Rafaël is not an artist in the common use of the term: he doesn’t paint with a brush or on a canvas, he doesn’t sculpt nor avails himself of photographic supports. Even the label of multimedia artist, which implies the use of advanced technological means, such as computer-generated animation and interactivity, does not fit 100% the profile of this eclectic creative mind. Flash software and Webdesign are his tools, Websites are his artworks, playfulness and immediacy of the message are the key factors for his success. He sells intangibility and immateriality: the collector buys the work with the domain name, the name is placed in the html title bar and then the domain is transferred to the collector who becomes the owner of the website. The owner also signs a contract stating that the website must remain open to the public. The owner sees the exact same piece as the rest of the world, but the personal experience of each viewer will remain unique.
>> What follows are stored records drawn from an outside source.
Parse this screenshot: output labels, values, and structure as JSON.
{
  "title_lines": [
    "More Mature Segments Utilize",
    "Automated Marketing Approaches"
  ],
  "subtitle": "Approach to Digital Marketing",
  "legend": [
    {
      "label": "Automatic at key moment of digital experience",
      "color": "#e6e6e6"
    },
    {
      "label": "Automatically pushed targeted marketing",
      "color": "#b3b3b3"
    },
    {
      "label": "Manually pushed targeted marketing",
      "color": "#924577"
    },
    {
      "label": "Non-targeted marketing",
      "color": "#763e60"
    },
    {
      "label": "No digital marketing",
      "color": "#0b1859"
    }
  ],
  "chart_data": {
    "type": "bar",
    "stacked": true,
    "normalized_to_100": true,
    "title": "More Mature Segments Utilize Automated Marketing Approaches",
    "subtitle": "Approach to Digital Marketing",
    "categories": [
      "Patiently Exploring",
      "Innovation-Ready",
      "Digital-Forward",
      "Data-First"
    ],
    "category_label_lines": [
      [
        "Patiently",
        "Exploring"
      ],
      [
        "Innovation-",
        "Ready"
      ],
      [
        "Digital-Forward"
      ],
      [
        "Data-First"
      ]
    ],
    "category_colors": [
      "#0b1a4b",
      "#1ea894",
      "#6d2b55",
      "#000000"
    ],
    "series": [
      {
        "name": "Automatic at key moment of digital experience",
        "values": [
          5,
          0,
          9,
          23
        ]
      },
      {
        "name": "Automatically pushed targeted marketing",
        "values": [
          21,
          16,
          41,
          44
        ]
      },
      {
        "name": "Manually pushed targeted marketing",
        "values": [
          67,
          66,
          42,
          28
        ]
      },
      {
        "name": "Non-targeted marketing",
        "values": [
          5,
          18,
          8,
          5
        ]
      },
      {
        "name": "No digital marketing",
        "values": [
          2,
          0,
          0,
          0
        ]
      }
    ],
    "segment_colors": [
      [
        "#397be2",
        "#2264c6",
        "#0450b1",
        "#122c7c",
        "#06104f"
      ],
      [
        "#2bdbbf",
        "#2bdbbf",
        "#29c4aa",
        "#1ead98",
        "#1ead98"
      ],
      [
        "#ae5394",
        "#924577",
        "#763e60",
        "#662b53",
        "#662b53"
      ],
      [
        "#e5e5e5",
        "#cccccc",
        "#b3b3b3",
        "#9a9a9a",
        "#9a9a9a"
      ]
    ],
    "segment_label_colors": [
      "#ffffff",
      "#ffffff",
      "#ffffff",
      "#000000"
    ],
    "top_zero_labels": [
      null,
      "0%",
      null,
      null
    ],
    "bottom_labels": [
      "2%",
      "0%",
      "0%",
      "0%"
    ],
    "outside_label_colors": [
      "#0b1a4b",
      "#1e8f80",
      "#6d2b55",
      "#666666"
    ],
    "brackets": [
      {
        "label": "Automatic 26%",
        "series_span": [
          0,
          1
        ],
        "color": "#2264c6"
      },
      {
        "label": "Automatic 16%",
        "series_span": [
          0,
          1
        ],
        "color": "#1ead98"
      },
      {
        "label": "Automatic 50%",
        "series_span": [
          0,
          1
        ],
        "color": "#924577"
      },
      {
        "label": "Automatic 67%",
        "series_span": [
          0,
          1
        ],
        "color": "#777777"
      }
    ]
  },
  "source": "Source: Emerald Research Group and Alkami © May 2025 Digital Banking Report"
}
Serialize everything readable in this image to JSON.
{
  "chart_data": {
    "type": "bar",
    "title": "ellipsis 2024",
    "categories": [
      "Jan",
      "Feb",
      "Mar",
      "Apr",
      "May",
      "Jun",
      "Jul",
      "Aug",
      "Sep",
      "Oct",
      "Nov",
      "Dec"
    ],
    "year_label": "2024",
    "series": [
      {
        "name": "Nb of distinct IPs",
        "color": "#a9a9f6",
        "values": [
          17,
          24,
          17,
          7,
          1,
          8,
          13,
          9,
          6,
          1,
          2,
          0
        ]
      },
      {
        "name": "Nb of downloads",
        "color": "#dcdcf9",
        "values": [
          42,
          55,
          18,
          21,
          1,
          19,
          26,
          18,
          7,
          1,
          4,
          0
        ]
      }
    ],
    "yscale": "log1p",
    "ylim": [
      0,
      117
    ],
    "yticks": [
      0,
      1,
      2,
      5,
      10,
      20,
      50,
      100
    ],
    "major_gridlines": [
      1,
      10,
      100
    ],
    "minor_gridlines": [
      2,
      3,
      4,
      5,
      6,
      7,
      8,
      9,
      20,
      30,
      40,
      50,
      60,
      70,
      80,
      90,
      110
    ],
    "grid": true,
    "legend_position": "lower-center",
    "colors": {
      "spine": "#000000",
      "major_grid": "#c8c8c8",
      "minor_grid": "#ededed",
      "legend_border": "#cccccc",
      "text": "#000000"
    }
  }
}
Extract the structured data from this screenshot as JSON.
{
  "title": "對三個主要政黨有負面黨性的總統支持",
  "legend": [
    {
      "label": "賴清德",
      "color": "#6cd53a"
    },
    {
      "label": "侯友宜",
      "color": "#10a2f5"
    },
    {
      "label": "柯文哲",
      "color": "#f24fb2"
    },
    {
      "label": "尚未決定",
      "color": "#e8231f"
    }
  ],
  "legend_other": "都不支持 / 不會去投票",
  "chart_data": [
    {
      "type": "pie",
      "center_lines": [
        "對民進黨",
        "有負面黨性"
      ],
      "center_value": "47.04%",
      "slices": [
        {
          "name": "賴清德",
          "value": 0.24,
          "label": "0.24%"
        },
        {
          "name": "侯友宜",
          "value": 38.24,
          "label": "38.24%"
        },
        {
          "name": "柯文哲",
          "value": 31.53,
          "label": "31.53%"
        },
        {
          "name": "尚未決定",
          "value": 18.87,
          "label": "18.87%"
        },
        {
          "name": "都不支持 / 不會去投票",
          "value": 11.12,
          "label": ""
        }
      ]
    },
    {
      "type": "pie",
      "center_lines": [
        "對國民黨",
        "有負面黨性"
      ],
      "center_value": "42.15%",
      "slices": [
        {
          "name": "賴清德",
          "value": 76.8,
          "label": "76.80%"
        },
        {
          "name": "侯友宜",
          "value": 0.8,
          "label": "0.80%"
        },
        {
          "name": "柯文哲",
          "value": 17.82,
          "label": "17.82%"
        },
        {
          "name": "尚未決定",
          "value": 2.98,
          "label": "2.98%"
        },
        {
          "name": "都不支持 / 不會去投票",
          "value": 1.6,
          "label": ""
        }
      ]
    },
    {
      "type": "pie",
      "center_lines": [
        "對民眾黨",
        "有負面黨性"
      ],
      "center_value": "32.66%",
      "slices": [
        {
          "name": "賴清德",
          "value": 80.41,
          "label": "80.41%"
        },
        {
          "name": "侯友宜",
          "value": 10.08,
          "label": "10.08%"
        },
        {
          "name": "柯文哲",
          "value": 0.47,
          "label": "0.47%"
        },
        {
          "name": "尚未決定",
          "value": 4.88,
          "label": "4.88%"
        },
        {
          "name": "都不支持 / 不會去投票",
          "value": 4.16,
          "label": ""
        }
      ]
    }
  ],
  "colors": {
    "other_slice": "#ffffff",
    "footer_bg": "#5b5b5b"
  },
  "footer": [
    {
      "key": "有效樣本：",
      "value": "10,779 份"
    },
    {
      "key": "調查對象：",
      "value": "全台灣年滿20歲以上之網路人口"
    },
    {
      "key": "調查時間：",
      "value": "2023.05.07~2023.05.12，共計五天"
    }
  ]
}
These works are immaterial, they can be seen very privately at home or as a huge installation in a museum because a website can exist anywhere you want, anyway you want.
Some people might think that selling a website as an art piece is crazy, because digital reproduction is everywhere but Rozendaal is actually adding a four dimension to the traditional idea of painting: his images are jpg’s that don’t pretend to tell a story, but they move and interact with the viewers who become the virtual painters by clicking, dragging, sliding up ad down and so on. The viewer can expand many of the pieces and affect the shape and course of events. Rozendaal’s work often represents simple and ordinary situations like dropping a stone into an endless hole or emptying a roll of toilet paper but these repetitive patterns and images give way to more complex relationships and a meditative awareness.